Currently, we offer two choices for cloning:
1. Instant Voice Cloning (IVC): IVC is less resource-intensive and provides instant results that you can use immediately. This method is swift, requiring only about 1 to 3 minutes of audio input for a high-quality clone, and is often ideal for most general uses but might have trouble with unique voices or accents.
2. Professional Voice Cloning (PVC): PVC demands significantly more resources and you are required to provide the AI with a substantial amount of data (between a minimum of 30 minutes and closer to 3 hours for optimal results). This process involves fine-tuning the model using the provided dataset to create a customized model. The estimated training time is roughly 3-8 hours, but the process may take longer depending on how many other voices are queued for fine-tuning.
If you have a rather unique voice with a less common accent, instant voice cloning might not provide a perfect replication of your voice. Then the only way to achieve something like that might be through professional voice cloning.

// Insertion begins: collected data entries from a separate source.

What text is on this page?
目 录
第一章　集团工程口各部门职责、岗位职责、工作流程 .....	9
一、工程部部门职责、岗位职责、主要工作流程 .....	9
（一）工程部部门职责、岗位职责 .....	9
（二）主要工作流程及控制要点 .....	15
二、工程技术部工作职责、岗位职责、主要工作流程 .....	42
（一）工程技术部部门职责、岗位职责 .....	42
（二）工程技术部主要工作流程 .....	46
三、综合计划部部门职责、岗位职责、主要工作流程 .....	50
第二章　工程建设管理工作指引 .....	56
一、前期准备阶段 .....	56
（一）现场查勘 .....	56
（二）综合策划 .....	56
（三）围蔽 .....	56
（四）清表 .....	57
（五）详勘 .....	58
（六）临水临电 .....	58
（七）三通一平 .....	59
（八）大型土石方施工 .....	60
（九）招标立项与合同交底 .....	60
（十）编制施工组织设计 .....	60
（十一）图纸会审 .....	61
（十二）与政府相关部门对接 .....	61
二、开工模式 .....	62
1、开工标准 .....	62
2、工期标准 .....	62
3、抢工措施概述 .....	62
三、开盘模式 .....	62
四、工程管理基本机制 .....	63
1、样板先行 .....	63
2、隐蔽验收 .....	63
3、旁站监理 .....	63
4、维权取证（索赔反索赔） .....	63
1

Instant voice cloning is generally very accurate, but under certain circumstances, such as those mentioned above, you might have to resort to professional voice cloning to obtain the most perfect clone.
Unfortunately, there is no way to influence the accent or tone of the clone after the clone has already been created; the only way to influence it is to change the actual samples you use for cloning. Just small changes to the samples can make a big difference.